Difficult peripheral venous access: clinical evaluation of a catheter inserted with the Seldinger method under ultrasound guidance.
J Crit Care. 2014 Oct;29(5):823-7
Authors: Meyer P, Cronier P, Rousseau H, Vicaut E, Choukroun G, Chergui K, Chevrel G, Maury E
PURPOSE: A preliminary observational study was undertaken to evaluate the risk of failure of ultrasound-guided peripheral intravenous catheterization of a deep arm vein for a maximum of 7 days, after peripheral intravenous (PIV) cannulation failure.
METHODS: This prospective study included patients referred to the intensive care unit for placement of a central line, a polyurethane cannula commercialized for arterial catheterization was used for peripheral venous cannulation. Catheter length and diameter were chosen based on preliminary ultrasound measurements of vein diameter and skin-vein distance.

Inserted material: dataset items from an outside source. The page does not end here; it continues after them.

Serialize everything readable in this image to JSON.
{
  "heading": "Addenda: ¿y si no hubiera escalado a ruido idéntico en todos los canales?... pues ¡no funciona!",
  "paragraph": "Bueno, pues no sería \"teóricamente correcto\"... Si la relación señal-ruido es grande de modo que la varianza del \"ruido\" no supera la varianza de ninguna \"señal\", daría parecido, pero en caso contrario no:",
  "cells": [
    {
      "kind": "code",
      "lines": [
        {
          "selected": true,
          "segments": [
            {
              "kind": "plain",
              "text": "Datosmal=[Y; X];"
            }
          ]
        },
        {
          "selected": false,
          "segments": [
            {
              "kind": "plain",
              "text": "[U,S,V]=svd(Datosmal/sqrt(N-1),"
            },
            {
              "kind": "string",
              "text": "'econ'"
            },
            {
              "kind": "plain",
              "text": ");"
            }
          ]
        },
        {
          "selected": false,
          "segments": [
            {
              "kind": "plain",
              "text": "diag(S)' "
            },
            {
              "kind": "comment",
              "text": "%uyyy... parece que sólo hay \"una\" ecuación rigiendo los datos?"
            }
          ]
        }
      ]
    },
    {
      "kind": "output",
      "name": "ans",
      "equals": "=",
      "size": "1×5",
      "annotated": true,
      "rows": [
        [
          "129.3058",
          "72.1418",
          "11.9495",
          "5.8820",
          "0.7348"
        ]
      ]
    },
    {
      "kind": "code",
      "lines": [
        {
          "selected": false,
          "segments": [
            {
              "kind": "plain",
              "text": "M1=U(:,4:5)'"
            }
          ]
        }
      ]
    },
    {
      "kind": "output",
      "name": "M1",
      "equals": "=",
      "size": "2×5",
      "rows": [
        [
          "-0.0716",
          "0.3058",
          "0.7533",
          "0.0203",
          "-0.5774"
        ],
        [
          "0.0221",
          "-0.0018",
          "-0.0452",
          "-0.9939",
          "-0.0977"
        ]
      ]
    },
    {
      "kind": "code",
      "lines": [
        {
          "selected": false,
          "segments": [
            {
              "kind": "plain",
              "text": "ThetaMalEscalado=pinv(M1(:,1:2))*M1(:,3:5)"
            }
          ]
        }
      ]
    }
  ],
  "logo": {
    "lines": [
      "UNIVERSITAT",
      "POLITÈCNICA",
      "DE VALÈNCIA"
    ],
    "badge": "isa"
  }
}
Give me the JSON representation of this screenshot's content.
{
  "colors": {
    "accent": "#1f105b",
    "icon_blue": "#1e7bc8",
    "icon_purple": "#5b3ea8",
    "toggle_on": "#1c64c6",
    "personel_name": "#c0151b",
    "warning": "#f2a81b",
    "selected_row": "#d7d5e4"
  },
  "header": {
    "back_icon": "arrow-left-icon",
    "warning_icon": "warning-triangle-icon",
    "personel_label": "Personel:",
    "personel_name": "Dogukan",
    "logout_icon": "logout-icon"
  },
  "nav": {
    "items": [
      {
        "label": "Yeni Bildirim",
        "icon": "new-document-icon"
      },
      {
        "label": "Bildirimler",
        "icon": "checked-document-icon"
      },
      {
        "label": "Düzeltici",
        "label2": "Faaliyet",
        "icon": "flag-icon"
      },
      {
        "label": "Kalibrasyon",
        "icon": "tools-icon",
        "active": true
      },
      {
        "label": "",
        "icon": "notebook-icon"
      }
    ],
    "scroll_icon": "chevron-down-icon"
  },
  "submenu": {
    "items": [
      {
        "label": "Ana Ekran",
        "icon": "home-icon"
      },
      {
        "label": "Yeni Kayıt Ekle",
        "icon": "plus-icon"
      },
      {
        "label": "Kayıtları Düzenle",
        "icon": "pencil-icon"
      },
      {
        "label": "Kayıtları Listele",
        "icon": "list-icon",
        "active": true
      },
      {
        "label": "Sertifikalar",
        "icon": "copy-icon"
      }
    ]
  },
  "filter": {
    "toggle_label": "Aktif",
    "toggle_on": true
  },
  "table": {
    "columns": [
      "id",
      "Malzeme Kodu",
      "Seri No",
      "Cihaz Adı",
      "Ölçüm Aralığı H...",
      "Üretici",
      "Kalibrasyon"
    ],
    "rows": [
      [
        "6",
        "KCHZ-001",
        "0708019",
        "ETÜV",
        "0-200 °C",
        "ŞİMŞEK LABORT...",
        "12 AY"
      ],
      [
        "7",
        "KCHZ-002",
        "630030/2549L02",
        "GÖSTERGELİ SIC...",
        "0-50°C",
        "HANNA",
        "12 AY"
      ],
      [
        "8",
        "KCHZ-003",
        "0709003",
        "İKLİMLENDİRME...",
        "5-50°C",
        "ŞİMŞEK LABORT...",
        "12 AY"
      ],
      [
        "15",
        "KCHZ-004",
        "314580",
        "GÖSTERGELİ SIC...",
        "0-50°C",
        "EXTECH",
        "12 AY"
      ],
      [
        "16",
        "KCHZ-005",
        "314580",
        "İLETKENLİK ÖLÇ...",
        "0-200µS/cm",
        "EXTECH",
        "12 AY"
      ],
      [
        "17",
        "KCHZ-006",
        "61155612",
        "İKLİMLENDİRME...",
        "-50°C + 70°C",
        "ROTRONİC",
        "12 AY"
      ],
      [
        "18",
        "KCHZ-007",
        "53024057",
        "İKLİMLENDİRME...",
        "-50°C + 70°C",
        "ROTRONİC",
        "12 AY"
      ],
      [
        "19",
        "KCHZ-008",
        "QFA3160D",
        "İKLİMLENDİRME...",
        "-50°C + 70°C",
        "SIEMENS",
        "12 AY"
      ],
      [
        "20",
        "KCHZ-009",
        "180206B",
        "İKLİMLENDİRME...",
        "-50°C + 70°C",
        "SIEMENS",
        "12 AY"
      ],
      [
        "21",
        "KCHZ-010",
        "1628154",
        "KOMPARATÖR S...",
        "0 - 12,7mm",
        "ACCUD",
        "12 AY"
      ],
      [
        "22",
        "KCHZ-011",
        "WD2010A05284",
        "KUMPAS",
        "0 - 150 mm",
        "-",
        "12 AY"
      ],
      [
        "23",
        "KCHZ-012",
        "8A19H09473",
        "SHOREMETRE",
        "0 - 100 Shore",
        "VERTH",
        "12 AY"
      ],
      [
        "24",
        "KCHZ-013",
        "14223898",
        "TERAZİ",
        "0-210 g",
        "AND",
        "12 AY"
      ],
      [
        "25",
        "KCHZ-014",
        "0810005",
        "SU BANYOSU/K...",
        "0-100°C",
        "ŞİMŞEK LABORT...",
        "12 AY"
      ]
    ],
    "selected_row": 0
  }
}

RESULTS: Catheterization was successful for all 29 patients. Mean vein diameter was 0.42 ± 0.39 cm; mean vein depth was 0.94 ± 0.52 cm. Mean catheter duration was 6 (median 7) days. Two occluded catheters were removed prematurely. No thrombophlebitis, catheter infection, or extravasation was observed.
CONCLUSION: Our results suggest that catheters inserted with the Seldinger method are adapted to prolonged peripheral deep-vein infusion. Ultrasound can play a role in catheter monitoring by identifying early thrombosis formation.